Não avisei Cândi que ia ensaiar, não liguei o Skype, nem email. Confesso que espiei o vídeo do Próximas para ver Cândi, ver a gente juntas e tomar coragem para esse teste.
Desligo o vídeo e começo com uma dancinha, brincando com Olívia, aquecendo os músculos, glândulas, órgãos, ossos e respiração. Aquecendo o CORAÇÃO também. Senti falta da presença carne real. Que saudade de você, Cândi! Semana passada você estava aqui e deixou seus rastros pelo chão branco.
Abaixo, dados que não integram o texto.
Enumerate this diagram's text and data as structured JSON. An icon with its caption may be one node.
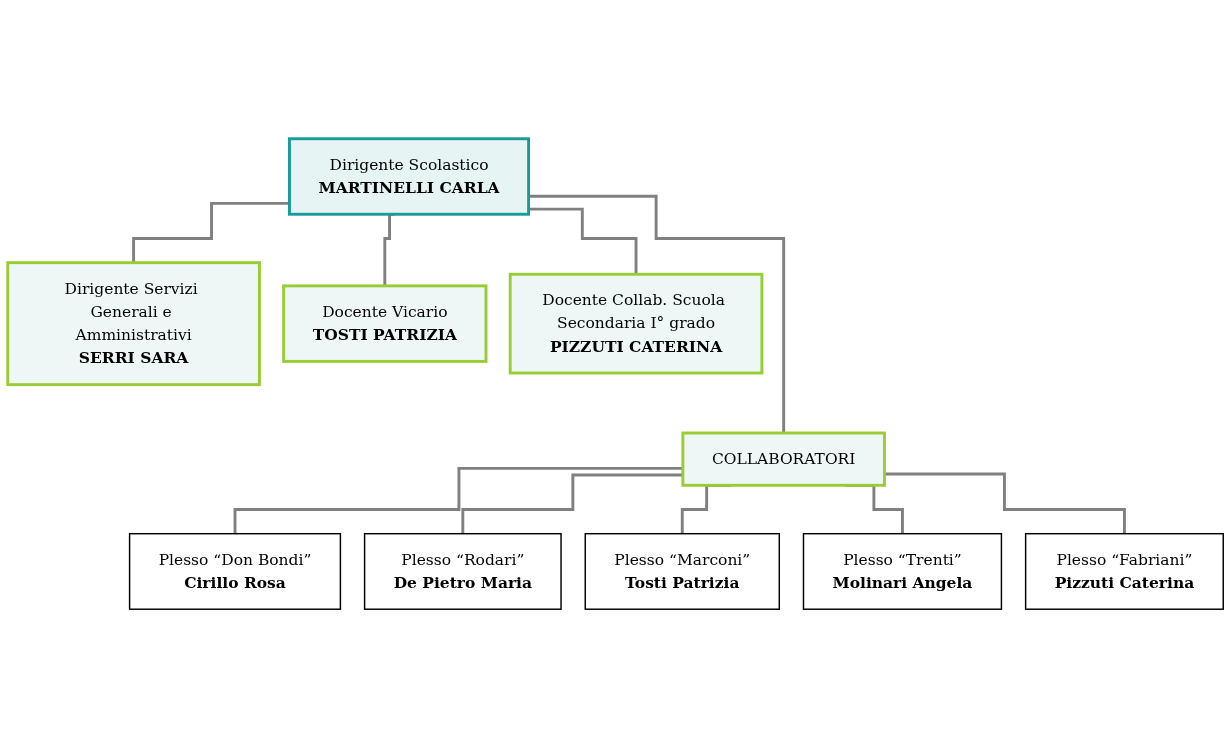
{
  "diagram": {
    "nodes": [
      {
        "text": [
          "Dirigente Scolastico",
          "MARTINELLI CARLA"
        ]
      },
      {
        "text": [
          "Dirigente Servizi Generali e Amministrativi",
          "SERRI SARA"
        ]
      },
      {
        "text": [
          "Docente Vicario",
          "TOSTI PATRIZIA"
        ]
      },
      {
        "text": [
          "Docente Collab. Scuola Secondaria I° grado",
          "PIZZUTI CATERINA"
        ]
      },
      {
        "text": [
          "COLLABORATORI"
        ]
      },
      {
        "text": [
          "Plesso “Don Bondi”",
          "Cirillo Rosa"
        ]
      },
      {
        "text": [
          "Plesso “Rodari”",
          "De Pietro Maria"
        ]
      },
      {
        "text": [
          "Plesso “Marconi”",
          "Tosti Patrizia"
        ]
      },
      {
        "text": [
          "Plesso “Trenti”",
          "Molinari Angela"
        ]
      },
      {
        "text": [
          "Plesso “Fabriani”",
          "Pizzuti Caterina"
        ]
      }
    ],
    "edges": [
      {
        "from": 0,
        "to": 1,
        "arrow": "none"
      },
      {
        "from": 0,
        "to": 2,
        "arrow": "none"
      },
      {
        "from": 0,
        "to": 3,
        "arrow": "none"
      },
      {
        "from": 0,
        "to": 4,
        "arrow": "none"
      },
      {
        "from": 4,
        "to": 5,
        "arrow": "none"
      },
      {
        "from": 4,
        "to": 6,
        "arrow": "none"
      },
      {
        "from": 4,
        "to": 7,
        "arrow": "none"
      },
      {
        "from": 4,
        "to": 8,
        "arrow": "none"
      },
      {
        "from": 4,
        "to": 9,
        "arrow": "none"
      }
    ]
  }
}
Comecei com a proposição de número 1 do roteiro, por costume BOBO de começar pelo 1:
- experimentar o estado de caminho percorrido (que vira partitura de deslocamento) e depois criar vestígios/costuras de linha a partir da partitura.

Retomei esses lugares, mas senti que meu corpo prontamente, QUE COISA, apresentou formas que havia no trabalho. NÃO GOSTEI. Queria um pouco de frescor, aquele frescor de início de trabalho. QUERIA SENTIR MAIS, principalmente no que se refere a construir os vestígios/costurando e no que se refere ao meu dia de hoje. Então me coloquei um problema, inverter todas as direções. E assim fui invertendo, o que era para direita fui para esquerda, o que era com perna direita fiz com braço etc, etc. O que era pequeno fiz grande, o que era grande fiz pequenininho ou invisível e assim fui invertendo as lógicas de espaço. Me senti sem chão, em dúvida, vivendo o abismo gostoso de não saber o que fazer, fazendo. OLÍVIA, sentada no seu chãozinho, micro mundo mundo grandão, RIA MUITO. Continuei sentindo muito a falta da Cândi. Um vazio. Olívia cambaleando para frente, parece que percorrendo, copiando o que via. Risos! Olívia bate a bochecha no chão. Susto. Ai ai ai. Olívia preenche, por segundos, o vazio deixado por Cândi. Ajeito, com beijinhos, Olívia na posição sentada. Retomo.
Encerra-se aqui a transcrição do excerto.